PrEP presents a very different challenge for ID clinics. Foremost, many of us have to get accustomed to the concept of giving Truvada to someone not to suppress a virus but to prevent them from becoming infected with one. I too can become preachy when it comes to condoms but the fact is some people will not use an HIV/STI prevention method that reduces sexual pleasure. And, some of these folks are at risk for acquiring HIV. PrEP has been clearly demonstrated to reduce that risk substantially. Therefore, the first step in putting PrEP on the menu of services you offer is accepting that it plays a role in HIV prevention.

Next is developing a plan for how your clinic handles the integration of those seeking PrEP. Procedures for scheduling, the handling of insurance and support program applications, refill procedures, and appointments for regular HIV and STI testing need to be made, but are pretty straightforward. While many imagine a flood of humanity lapping at the clinic doors clawing for the blue-pill – mirroring the scene outside Walmart before the new X-Box goes on sale – chances are this will be a trickle. Again, training is available and we at the ATEC can help and share procedures developed at other clinics.

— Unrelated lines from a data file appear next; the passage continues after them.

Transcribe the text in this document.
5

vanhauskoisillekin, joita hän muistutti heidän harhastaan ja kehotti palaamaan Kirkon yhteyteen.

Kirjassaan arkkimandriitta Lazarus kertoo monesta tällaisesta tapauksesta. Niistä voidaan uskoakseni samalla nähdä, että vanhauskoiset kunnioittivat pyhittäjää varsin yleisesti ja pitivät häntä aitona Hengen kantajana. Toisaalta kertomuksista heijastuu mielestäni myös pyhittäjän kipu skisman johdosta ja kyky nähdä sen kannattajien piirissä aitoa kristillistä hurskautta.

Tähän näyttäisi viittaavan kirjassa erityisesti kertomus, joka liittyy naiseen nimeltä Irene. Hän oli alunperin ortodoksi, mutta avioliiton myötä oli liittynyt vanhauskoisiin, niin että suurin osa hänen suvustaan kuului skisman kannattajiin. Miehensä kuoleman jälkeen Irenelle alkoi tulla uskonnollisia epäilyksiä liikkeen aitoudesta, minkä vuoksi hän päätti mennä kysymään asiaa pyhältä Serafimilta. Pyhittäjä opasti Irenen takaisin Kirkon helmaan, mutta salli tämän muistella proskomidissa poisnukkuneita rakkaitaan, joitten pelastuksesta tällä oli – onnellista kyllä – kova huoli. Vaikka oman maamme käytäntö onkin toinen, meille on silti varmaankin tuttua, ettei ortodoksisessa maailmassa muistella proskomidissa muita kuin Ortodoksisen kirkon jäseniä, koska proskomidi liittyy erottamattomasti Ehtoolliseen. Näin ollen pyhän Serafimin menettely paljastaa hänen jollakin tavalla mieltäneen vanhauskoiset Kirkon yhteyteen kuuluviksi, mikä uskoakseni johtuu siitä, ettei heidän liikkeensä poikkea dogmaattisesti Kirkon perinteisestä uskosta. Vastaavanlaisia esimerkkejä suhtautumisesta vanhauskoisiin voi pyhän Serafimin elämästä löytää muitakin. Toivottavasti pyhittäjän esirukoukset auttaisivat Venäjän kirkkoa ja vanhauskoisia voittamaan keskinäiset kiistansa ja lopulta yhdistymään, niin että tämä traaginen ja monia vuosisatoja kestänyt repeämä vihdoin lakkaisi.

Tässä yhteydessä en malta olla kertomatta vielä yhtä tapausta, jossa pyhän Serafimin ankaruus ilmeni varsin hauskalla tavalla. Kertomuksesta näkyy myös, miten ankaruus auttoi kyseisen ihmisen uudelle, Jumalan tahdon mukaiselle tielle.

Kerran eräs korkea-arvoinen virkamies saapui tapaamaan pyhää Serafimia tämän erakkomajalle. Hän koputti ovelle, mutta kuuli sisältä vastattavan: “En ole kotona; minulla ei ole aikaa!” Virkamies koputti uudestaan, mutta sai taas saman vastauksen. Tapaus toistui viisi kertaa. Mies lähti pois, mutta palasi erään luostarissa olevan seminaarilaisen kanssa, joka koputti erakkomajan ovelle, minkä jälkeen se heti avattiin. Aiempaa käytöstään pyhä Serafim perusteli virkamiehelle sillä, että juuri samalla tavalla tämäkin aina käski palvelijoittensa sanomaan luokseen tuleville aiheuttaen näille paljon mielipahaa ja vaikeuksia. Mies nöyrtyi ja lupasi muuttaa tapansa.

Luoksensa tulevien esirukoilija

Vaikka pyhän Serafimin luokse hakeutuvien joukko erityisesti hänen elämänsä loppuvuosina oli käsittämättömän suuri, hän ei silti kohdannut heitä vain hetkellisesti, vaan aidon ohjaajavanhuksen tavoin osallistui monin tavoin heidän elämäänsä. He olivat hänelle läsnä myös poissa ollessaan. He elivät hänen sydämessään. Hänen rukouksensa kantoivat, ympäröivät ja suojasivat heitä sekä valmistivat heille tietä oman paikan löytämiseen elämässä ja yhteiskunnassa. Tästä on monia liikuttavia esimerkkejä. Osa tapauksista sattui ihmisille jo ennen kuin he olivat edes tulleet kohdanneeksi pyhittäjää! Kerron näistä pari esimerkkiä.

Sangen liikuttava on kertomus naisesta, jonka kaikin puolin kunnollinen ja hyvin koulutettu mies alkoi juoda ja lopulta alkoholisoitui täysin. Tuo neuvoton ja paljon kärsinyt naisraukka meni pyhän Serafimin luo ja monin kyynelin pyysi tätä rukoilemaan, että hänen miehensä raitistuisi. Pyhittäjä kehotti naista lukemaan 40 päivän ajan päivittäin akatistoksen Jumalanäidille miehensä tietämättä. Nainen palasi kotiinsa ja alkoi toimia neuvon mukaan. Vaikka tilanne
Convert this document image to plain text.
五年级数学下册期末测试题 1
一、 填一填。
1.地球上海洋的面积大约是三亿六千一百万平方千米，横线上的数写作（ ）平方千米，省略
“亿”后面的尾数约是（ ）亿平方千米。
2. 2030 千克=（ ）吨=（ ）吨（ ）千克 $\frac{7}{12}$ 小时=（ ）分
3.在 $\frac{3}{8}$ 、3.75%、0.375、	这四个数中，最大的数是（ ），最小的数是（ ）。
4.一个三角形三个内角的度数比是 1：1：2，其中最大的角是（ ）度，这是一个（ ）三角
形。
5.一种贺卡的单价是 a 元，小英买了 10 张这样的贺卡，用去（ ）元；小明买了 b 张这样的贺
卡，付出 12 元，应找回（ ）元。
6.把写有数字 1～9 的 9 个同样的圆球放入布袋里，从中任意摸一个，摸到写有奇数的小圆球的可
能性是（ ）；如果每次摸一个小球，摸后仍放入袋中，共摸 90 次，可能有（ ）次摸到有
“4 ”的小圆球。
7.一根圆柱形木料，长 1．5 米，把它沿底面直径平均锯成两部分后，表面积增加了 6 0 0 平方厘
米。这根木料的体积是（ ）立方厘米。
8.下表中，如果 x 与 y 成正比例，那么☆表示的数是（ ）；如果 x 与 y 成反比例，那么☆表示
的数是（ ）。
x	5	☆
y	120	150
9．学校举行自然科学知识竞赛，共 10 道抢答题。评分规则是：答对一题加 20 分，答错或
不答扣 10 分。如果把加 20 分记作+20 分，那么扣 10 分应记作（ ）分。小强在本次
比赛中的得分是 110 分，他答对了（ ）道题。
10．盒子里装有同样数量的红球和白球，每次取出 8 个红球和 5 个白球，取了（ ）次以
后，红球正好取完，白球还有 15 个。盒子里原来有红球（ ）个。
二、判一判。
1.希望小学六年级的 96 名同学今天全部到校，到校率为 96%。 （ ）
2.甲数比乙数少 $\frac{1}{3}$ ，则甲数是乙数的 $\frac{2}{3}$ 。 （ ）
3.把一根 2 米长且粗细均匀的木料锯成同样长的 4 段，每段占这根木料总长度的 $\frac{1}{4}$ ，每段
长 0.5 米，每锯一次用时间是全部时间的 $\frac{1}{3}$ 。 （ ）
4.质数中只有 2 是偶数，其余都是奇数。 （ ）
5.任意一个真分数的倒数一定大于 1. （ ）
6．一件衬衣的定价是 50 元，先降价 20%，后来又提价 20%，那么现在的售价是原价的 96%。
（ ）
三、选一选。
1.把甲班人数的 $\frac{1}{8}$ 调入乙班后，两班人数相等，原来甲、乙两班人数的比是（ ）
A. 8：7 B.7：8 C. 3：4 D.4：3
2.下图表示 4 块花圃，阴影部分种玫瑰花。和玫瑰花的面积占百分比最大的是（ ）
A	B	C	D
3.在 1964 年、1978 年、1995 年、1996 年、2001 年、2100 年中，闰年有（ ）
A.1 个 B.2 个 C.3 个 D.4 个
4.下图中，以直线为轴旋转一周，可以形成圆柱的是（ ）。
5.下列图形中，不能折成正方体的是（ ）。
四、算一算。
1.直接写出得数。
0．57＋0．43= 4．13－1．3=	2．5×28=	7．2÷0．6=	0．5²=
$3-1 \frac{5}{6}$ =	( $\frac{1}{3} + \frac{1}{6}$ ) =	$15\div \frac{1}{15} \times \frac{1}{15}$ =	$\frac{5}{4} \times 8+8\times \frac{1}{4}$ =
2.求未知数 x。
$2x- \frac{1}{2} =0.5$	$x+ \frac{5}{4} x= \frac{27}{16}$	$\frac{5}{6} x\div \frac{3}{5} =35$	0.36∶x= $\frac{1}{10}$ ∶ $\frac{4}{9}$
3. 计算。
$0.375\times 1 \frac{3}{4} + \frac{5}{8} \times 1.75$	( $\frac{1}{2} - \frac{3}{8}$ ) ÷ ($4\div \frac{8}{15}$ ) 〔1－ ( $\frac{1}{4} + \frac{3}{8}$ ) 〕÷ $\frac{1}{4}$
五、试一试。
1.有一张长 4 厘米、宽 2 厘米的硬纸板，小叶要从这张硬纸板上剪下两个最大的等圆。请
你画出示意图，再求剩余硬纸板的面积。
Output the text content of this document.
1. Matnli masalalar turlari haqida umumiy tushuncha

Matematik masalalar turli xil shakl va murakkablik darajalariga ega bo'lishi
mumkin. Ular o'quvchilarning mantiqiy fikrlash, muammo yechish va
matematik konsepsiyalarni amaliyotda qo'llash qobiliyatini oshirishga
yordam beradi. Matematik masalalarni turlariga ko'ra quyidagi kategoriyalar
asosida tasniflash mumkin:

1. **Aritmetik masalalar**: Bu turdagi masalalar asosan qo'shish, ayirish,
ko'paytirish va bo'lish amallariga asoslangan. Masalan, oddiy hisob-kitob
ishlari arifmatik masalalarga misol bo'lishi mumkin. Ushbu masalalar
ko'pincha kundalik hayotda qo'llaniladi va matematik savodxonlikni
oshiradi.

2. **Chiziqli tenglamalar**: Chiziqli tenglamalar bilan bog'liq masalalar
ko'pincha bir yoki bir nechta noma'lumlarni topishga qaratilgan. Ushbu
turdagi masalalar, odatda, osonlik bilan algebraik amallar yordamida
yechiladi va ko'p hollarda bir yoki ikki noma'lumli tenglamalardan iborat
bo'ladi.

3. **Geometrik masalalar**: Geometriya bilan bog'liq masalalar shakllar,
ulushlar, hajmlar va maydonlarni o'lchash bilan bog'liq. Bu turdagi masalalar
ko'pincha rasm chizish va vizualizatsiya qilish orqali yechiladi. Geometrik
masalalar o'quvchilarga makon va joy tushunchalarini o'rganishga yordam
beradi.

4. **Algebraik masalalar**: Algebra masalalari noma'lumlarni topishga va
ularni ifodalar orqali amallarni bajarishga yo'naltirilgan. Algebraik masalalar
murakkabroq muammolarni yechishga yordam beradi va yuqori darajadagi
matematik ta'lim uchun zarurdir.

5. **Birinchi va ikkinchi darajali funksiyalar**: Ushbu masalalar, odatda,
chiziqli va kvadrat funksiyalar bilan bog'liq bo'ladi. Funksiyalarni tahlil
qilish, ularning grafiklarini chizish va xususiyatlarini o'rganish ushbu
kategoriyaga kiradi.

Equally important is understanding which patients are appropriate for PrEP. Some may desire PrEP but have little or no potential exposure to HIV. At this point, however, it is likely that those going to the trouble of seeking out a clinic to prescribe them Truvada to prevent HIV infection are motivated and have actual risk. If committed to adhering to daily PrEP, coming in for routine HIV/STI testing, and appreciative of potential risks such as renal and bone issues and the lack of protection against other STI, PrEP for such folks makes sense.

Of course, PrEP would be ideally provided by primary care clinics. However, most of these practitioners have not heard much of anything about PrEP. As an HIV treating community, we should change that and speak with our colleagues in internal and family medicine about PrEP and support their appropriate prescribing of this medication. Leading by example, is a good start.

HIV care providers have confronted and beat back an epidemic. We did this creatively and compassionately, embracing and caring for people who are marginalized, ostracized, and devalued. Artfully applying advances in HIV therapeutics we extend life in quantity and quality. Treatment of HCV and PrEP are extensions of this care – natural next steps that spring from our success. Some of our major academic HIV clinics are starting to offer both. You can too. In a time of a monotony of suppressed HIV RNAs and climbing CD4 cell counts it is easy to rest and reassure. Instead, lets continue to lead the way and make HCV treatment and PrEP available to people here in our state.